Ironically, this made the building essential, for it was the place that held the material resources and programs individuals needed to flourish. The larger the campus, the more resources it could provide. The more resources, the more people were engaged. The more people were engaged, the more viable this spirituality became compared with all the other options.

It could provide meaning, shape people’s rites of passage and help ordinary life become a life of individually experienced flourishing. With this yielding to the immanent frame, transcendence — the presence and action of God in real lives — became difficult to imagine.

In the wake of this history, we are now pastoring, and being church, in a full-blown secular age. From curator of divine things to prodder toward holiness to chaplain of the secular age to entrepreneur, the role of pastor has shifted dramatically as we’ve moved deeper and deeper into a secular age, and farther and farther away from a sense of God’s presence and action in our ordinary lives.

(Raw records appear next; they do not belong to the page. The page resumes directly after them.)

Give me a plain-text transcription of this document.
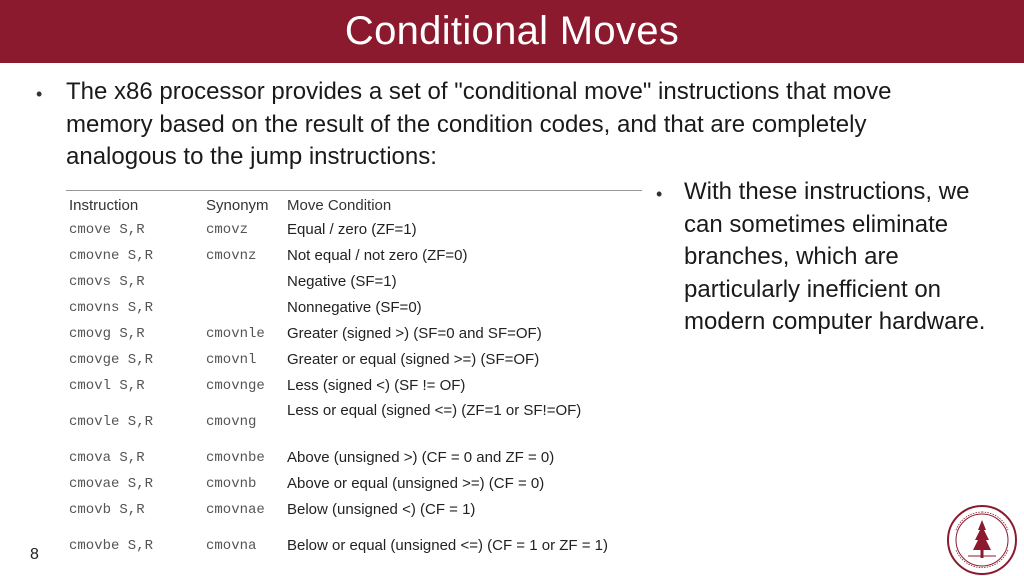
Conditional Moves
• The x86 processor provides a set of "conditional move" instructions that move memory based on the result of the condition codes, and that are completely analogous to the jump instructions:
Instruction	Synonym	Move Condition
cmove S,R	cmovz	Equal / zero (ZF=1)
cmovne S,R	cmovnz	Not equal / not zero (ZF=0)
cmovs S,R		Negative (SF=1)
cmovns S,R		Nonnegative (SF=0)
cmovg S,R	cmovnle	Greater (signed >) (SF=0 and SF=OF)
cmovge S,R	cmovnl	Greater or equal (signed >=) (SF=OF)
cmovl S,R	cmovnge	Less (signed <) (SF != OF)
cmovle S,R	cmovng	Less or equal (signed <=) (ZF=1 or SF!=OF)
cmova S,R	cmovnbe	Above (unsigned >) (CF = 0 and ZF = 0)
cmovae S,R	cmovnb	Above or equal (unsigned >=) (CF = 0)
cmovb S,R	cmovnae	Below (unsigned <) (CF = 1)
cmovbe S,R	cmovna	Below or equal (unsigned <=) (CF = 1 or ZF = 1)
• With these instructions, we can sometimes eliminate branches, which are particularly inefficient on modern computer hardware.
8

This difficulty in imagining divine action is exactly why the pastor I was talking with at the conference had no idea what to do.

He had done a faithful job as a pastor, but he had a deep sense that he was supposed to be accomplishing something else, building something bigger, that he just couldn’t. And if he couldn’t, he had nothing else to offer in the immanent frame.

He had grown his church, but not to the level of Warren, not even close to being a one-stop shop for his people’s individualized flourishing. And this meant that there was no way to block the competing pitches of other spiritualities.

He knew that many of his people found more meaning in all sorts of other things — vacations, their children’s sports, yoga, celebrity, buying — which led him to be inherently frustrated with their supposed lack of commitment.

He found himself bouncing back and forth between blaming them and blaming himself, always feeling either guilty that he couldn’t be a better entrepreneur and grow a bigger church or frustrated that his people couldn’t just commit.

He explained that he tried for a while to recover a Fosdick-type pastoral stance, fronting social justice and marching for human rights, and while in itself this was good and right, it couldn’t provide pastoral identity. He knew he was no longer seen as the conscience of the culture. The full-blown secular age had only skepticism for a chaplain.

So he stood next to me stuck, feeling a depressing malaise laced with a hot, frustrated insecurity.

From this uncomfortable place, he finally articulated the crux of his issue.

Looking me in the eyes, he said, “Ultimately, I guess, I don’t know what to do because I don’t know how to talk about God in a way that people sense and recognize. I’m not even sure if that’s possible anymore.”

This becomes both our challenge and our possibility as we enter a new chapter in the life of the church.

Though we might behave otherwise, what confronts the pastor inside a secular age in this new era is not primarily the question of how to sustain an institution, grow a budget, authentically reach the “nones” or double membership.

These pursuits lead only to increasing fatigue and despondency. Instead, the pastor’s most pressing calling and deepest question has become, How do we help those who no longer need a God encounter the living God in their lives?

This question has its own inner dynamic energy, and pursuing it opens us to the Holy Spirit’s work to shape us in life-giving ways.

This essay draws from “The Pastor in a Secular Age: Ministry to People Who No Longer Need a God” (Baker Academic, 2019) and from research done in the John Templeton Foundation grant “Purpose, the Pastor, and Charles Taylor.”